Ich nuzte dann die Ruhe um meine Technik am Mopped nochmal etwas fester zu verzurren. Die ganze Zeit turnen kleine Kätzchen und der Bernhardiner um mich herum. Und die niedliche und sehr muntere Mischlings Hündin mit drei Beinen War im Haus immer für eine Streicheleinheit zu haben. Dazu dann noch die Pferde. Ich War wirklich auf der Bonanza Ranch.

Auch heute kam ich erst nach elf vom Hof. Und musste mich echt zusammen reißen, da ich ja nur Straße fahren durfte. Ich wollte aber auch wirklich nicht riskieren einen Koffer aus dem Dreck ziehn zu müssen. Leider hatte ich aber bei meiner Planung übersehen, dass die Route sehr häufig auf stark befahrenen Hauptstraßen, nach Art einer Bundesstraße verläuft.
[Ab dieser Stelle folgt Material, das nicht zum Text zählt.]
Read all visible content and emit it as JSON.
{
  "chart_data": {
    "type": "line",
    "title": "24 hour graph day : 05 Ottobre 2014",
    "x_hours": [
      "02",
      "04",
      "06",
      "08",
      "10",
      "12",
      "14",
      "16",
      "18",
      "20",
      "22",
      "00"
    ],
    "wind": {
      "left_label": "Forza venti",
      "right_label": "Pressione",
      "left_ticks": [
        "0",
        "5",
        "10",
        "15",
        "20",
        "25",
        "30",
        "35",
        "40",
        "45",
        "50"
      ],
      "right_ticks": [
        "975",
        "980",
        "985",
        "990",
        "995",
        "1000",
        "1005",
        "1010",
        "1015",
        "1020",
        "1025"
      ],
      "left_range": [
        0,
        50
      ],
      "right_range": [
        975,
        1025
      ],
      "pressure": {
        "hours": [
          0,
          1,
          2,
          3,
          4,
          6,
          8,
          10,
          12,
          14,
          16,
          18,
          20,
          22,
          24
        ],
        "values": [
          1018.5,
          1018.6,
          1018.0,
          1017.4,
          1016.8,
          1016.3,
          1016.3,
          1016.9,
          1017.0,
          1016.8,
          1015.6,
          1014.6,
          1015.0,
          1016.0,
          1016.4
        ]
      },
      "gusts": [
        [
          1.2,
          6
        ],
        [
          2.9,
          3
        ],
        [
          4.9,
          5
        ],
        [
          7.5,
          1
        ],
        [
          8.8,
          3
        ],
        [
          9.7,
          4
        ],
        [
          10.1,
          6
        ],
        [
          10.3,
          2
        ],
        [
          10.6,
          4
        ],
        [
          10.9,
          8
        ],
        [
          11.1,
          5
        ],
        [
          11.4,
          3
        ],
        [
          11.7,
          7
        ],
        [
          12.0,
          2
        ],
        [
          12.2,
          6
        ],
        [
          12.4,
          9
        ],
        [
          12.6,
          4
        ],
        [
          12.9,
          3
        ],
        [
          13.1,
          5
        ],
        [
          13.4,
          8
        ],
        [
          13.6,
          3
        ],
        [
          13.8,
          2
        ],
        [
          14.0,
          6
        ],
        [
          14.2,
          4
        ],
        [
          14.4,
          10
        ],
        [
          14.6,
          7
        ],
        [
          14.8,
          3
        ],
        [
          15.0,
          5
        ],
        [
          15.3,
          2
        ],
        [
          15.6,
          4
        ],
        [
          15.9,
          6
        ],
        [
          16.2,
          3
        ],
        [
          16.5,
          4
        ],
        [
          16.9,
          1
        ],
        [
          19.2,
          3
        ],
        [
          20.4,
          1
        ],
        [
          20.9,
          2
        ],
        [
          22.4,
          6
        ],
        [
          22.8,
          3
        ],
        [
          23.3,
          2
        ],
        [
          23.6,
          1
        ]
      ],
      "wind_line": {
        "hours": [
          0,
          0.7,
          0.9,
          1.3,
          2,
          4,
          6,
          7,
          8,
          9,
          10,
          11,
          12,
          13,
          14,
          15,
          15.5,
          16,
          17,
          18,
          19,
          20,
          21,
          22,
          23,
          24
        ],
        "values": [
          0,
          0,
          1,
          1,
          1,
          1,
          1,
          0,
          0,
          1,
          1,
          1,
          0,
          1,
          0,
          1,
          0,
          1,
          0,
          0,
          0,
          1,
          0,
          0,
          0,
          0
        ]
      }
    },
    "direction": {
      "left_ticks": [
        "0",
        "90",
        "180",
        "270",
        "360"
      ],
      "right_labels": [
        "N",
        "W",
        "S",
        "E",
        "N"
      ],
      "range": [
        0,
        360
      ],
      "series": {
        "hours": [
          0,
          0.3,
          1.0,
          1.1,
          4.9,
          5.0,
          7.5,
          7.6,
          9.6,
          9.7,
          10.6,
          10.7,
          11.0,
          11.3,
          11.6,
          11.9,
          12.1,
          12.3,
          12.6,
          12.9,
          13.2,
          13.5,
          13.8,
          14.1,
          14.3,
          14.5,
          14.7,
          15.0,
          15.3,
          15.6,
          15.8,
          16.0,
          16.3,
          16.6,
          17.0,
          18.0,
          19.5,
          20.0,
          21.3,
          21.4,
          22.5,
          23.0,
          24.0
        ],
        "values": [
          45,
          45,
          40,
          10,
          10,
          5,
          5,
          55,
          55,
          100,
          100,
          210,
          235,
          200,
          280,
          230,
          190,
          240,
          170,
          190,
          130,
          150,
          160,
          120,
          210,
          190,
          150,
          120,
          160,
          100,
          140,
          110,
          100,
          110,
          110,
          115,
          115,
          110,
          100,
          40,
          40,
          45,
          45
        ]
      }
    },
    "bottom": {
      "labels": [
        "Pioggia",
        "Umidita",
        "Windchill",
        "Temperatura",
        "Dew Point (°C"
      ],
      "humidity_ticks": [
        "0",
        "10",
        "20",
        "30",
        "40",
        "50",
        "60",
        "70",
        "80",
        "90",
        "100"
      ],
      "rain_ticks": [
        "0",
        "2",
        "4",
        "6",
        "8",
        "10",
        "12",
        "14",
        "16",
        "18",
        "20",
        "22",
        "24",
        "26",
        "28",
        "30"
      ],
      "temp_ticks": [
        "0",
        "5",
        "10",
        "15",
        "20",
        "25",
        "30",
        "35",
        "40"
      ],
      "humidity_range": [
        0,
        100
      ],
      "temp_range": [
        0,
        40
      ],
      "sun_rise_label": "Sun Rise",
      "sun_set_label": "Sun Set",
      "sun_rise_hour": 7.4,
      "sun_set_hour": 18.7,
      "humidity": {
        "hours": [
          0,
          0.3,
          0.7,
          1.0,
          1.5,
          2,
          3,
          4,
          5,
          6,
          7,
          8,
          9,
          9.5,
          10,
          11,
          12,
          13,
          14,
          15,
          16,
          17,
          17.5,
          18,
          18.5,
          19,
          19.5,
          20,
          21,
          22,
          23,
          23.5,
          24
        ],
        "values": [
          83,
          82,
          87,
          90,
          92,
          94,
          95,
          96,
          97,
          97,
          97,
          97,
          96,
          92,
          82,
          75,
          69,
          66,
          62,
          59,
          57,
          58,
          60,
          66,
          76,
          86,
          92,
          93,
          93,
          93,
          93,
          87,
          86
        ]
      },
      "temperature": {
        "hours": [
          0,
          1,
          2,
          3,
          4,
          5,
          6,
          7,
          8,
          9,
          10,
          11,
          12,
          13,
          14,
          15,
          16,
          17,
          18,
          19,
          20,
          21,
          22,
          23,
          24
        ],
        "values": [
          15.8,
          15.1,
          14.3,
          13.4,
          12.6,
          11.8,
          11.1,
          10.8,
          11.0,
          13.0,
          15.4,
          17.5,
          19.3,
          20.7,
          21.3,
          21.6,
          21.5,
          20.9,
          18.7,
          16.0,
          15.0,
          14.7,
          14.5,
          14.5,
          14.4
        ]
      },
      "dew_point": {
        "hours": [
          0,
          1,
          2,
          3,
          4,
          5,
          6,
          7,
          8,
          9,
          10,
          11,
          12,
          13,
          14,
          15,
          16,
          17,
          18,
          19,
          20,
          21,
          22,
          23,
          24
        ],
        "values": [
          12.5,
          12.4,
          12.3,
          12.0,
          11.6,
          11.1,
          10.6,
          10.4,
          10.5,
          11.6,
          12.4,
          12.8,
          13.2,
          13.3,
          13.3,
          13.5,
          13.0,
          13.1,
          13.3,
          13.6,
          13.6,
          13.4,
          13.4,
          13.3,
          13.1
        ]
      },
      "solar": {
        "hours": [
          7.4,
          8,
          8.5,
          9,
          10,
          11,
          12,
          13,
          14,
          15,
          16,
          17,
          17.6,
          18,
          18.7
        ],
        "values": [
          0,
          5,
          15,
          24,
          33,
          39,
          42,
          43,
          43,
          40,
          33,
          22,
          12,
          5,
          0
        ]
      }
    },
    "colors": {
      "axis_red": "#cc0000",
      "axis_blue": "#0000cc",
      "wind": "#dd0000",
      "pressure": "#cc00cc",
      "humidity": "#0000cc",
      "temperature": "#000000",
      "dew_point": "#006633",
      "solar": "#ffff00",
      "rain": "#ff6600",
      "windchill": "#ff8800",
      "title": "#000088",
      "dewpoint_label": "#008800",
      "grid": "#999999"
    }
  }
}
Auch wenn nicht gerade allzu viel los War, gingen mir die verrückten polnischen Raser und Drängler extrem auf die Nerven. Mit 70-80 km/h durch die Ortschaften und egal wo und egal wie, es muss überholt werden. Und koste es das eigene, oder besser noch das Leben eines anderen. Furchtbar.
Da ich es ja nicht eilig hatte und definitiv nicht mit der polnischen Polizei zu tun bekommen wollte, hielt ich mich an die Limits und war damit auch schon der Staatsfeind Nummer 1 auf Polens Straßen.
Mir doch egal!
Immer noch besser als teuer abkassiert zu werden.

Aber immer wieder kam ich auf kleine Nebenstraßen und konnte mir die schöne Landschaft und die kleinen Dörfer ansehen. Die Waldwege links und rechts lockten verführerisch um auf Ihnen kleine Abenteuer zu erfahren.
Aber ich blieb eisern. Heute nicht! Vielleicht morgen, ohne Gepäck. Und vielleicht kann ich mit Günthers und Inezas Hilfe Alles reparieren und die Träger stabil genug für solche Ausflüge machen um auf dem Rückweg wieder spielen zu können.

Ca. 90 km vor Katowice fand ich dann doch auch mal einen Campingplatz. In der Nähe von Bakow.
Einen sehr schönen, noch dazu. Mit Freibad und bester Ausstattung.
Und was die Preise angeht, jetzt bin ich wirklich in Polen.

Camping inklusive duschen soviel ich will 4, 50 Euro
Großer Pott Suppe mit Würstchen 1, 50 Euro
Schnitzel mit Pommes und Salat 4 Euro
Und ein leckeres polnisches Bier Tyskie 1, 30 Euro.
Da kannste echt nich meckern!

Und so wundert es kaum, dass der Platz richtig voll ist. Ein buntes Völkchen treibt sich hier herum. Wohn (wagen) burgen aus ganz Europa. Unter Franzosen, Holländern , einigen Polen und anderen bin ich dann auch wieder mal der Exot mit meinem Motorrad mit den großen koffern und dem kleinen Zelt.
Jetzt genieße ich aber erst mal Bier und Abendessen.

Morgen dann Günther, Ineza und Katowice.